On July 2, 2018, All American Check Cashing, Inc., Mid-State Finance, Inc., and the president and owner of both companies (collectively, “All American”) filed a brief asking the U.S. Court of Appeals for the Fifth Circuit to find the Bureau of Consumer Financial Protection (“BCFP” or the “Bureau”) (formerly known as the CFPB) unconstitutionally structured and to strike down the Consumer Financial Protection Act (“CFPA”), which created the agency, in its entirety.

The appeal follows a 2016 complaint filed by the Bureau in the U.S. District Court for the Southern District of Mississippi against the two check cashing and payday loan companies and their principal for alleged unfair, deceptive, and abusive acts and practices. In that case, All American moved for a judgment on the pleadings on the basis that the BCFP is unconstitutionally structured as an independent agency with a single head whom the president can remove only “for cause.”

In March 2018, the district court denied the motion by adopting the reasoning of the U.S. Court of Appeals for the D.C. Circuit’s recent en banc majority decision upholding the Bureau’s structure in PHH Corp, et al. v.
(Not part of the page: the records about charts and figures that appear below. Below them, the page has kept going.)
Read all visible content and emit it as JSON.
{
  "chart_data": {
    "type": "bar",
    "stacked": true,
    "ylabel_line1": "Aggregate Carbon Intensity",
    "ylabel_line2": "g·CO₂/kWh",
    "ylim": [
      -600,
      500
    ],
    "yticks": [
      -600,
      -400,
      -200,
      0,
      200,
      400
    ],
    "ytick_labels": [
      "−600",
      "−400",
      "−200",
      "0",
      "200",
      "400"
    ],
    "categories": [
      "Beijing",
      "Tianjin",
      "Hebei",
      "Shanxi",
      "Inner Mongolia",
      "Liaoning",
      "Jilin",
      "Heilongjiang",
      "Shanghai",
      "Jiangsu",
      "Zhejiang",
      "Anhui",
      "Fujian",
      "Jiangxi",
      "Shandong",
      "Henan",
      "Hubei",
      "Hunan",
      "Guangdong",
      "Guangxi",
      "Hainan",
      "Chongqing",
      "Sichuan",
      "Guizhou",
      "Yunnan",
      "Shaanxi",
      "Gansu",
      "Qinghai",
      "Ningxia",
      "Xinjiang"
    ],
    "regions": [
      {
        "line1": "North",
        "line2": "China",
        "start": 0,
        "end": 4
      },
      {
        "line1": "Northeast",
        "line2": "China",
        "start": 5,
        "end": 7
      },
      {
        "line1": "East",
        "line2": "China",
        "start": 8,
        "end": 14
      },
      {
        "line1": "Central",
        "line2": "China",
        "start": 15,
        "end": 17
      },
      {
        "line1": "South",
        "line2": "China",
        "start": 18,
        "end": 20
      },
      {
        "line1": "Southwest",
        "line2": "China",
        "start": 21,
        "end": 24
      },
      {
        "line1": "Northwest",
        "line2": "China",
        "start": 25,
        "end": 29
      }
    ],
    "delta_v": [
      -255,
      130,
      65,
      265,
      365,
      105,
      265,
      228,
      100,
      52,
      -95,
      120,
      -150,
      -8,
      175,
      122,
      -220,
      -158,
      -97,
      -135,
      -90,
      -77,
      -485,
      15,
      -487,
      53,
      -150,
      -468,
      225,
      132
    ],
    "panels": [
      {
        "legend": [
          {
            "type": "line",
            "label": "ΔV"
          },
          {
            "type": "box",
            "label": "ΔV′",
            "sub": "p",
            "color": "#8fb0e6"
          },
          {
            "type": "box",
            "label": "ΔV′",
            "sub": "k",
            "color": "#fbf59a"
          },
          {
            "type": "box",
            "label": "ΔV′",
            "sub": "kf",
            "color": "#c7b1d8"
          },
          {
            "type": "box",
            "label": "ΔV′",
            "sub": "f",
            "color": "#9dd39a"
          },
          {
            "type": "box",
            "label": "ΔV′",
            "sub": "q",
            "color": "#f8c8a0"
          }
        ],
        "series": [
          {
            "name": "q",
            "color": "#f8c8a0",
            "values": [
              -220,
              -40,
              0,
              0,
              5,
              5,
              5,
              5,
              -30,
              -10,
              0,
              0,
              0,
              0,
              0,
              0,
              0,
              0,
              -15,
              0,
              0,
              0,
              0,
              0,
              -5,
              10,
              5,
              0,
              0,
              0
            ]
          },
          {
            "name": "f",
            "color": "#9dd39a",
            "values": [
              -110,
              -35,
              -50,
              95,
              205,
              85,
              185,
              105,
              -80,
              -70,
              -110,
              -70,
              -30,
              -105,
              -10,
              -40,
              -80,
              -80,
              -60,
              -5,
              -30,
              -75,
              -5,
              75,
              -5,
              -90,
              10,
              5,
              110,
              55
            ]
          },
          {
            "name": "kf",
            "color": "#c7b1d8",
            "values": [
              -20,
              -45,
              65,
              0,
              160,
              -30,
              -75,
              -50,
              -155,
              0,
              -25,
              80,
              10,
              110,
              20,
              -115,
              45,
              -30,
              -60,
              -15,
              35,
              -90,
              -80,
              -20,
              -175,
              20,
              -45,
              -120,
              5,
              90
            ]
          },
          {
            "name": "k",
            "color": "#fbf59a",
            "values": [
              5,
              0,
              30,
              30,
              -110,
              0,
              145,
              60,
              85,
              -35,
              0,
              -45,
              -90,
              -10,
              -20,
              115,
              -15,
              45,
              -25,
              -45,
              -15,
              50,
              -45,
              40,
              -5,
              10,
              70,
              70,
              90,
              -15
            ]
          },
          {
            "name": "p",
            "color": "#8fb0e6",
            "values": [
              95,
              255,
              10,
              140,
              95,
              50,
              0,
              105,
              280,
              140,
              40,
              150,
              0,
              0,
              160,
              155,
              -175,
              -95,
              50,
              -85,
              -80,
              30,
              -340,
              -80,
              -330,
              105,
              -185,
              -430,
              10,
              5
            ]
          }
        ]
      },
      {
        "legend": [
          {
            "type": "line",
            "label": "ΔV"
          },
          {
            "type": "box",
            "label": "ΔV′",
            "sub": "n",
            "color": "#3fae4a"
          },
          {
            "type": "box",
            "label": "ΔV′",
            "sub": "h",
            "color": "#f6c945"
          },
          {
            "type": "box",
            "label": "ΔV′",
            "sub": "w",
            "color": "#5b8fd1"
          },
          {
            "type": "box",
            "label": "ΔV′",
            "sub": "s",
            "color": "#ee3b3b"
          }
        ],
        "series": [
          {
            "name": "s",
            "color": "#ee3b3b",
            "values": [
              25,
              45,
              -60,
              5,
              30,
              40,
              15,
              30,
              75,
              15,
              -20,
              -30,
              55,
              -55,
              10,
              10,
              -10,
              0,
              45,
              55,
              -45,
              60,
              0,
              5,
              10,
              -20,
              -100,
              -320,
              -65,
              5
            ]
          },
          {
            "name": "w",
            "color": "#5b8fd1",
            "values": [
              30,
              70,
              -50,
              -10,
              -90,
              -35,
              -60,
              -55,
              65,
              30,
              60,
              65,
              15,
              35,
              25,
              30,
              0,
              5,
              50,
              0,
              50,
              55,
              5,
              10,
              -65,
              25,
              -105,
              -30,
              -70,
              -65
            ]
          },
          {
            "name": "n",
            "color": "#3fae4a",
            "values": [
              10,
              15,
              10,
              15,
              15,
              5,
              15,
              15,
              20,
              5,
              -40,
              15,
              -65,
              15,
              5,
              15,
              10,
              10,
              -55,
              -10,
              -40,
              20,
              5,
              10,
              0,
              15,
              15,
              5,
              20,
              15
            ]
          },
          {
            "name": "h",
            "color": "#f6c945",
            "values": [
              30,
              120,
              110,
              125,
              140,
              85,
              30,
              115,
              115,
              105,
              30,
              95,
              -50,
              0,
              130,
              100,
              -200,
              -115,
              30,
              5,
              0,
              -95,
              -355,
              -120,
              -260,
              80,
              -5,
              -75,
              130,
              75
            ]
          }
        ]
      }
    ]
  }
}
Consumer Financial Protection Bureau. (Our coverage of the PHH decision is available here.) All American moved to appeal the denial of the motion.

Since then, the only federal court to reach the issue of the BCFP’s structure – the U.S. District Court for the Southern District of New York (“S.D.N.Y.”) – ruled against the Bureau, adopting portions of the PHH dissents written by D.C. Circuit judges Karen Henderson and Brett Kavanaugh. Notably, the recent S.D.N.Y. decision went further than the PHH dissents and ruled that the CFPA’s defect could not be remedied merely by invalidating its for-cause removal provision. Rather, the entire CFPA, which is Title X of the Dodd-Frank Act, would have to be struck in its entirety. (More of our coverage on the S.D.N.Y. decision is available here.) Accordingly, All American’s brief to the Fifth Circuit argues for ruling against the Bureau and for striking down the agency’s organic statute entirely.

The Fifth Circuit appeal is particularly noteworthy given that the circuit is considered to be generally more skeptical of the administrative state than the D.C. Circuit. A decision in line with the S.D.N.Y. opinion, or even a more modest decision in line with the PHH dissents, would create a circuit split, greatly heightening the likelihood of the issue of the Bureau’s constitutionality reaching the U.S. Supreme Court. The case is also a timely reminder that Judge Kavanaugh, if confirmed to the Supreme Court, would be a strong voice for the unconstitutionality of the current Bureau structure. If his view as expressed in PHH were to ultimately prevail, the Bureau Director would be subject to termination by the President without cause.